Какой-то его друг писал: «Человек, которому вы хотите помочь, должен обратиться к Сэвиджу на Виго-стрит, 159. Он хорошо работает, хранит тайну, а сыщики у него не такие мерзкие, как обычно».
– Не понимаю.
– Я ему написал, что один мой знакомый спрашивает о частном сыске. Как это страшно, Бендрикс! Наверное, он все понял.
– Вы думаете…
– Я еще ничего не делал, но вот письмо, лежит, напоминает. Глупо, правда? Я совершенно уверен, что она его не прочтет, хотя заходит сюда раз десять в день. Я даже не убрал его в ящик. И все-таки – не доверяю. Сейчас она пошла гулять. Гулять, Бендрккс.

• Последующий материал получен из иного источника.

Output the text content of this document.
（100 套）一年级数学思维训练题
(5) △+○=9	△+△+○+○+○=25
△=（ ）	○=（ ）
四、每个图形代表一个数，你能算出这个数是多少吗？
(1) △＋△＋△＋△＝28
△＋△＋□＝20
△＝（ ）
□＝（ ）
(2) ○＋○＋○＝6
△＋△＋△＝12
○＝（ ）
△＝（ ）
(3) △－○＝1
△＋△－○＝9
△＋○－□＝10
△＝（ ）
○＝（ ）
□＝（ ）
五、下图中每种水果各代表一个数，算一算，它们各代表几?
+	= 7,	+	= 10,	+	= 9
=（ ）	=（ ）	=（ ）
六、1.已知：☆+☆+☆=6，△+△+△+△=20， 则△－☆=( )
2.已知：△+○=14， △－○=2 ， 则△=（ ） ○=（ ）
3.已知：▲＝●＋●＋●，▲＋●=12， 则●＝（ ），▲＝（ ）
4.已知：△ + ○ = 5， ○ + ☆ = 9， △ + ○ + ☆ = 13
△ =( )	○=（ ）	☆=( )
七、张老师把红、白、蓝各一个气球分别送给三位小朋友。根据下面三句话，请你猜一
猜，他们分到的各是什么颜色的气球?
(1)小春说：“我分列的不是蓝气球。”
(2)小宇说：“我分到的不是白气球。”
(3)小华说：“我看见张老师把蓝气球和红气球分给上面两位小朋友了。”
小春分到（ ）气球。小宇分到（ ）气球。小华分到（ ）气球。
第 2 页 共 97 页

Дождь добрался и до него – теперь он сушил рукав у газовой горелки.
– Как неприятно…
– Вы всегда дружили с ней, Бендрикс. Часто говорят, что муж хуже всех знает свою жену. Когда я вас сегодня увидел, я подумал: если я расскажу вам и вы засмеетесь, я сожгу письмо.
Он сидел у камина, вытянув мокрую руку, и не смотрел на меня. Меньше всего на свете мне хотелось смеяться, но я бы засмеялся, если бы мог.
– Что же тут смешного? – сказал я.– Хотя и подумать странно…
– Да, очень странно,– сказал он.– Наверное, вы считаете, что я дурак?
Только что я был бы рад засмеяться, а сейчас, хотя мне нужно было только солгать, вернулась былая ревность. Неужели муж с женой так едины, что приходится ненавидеть и мужа?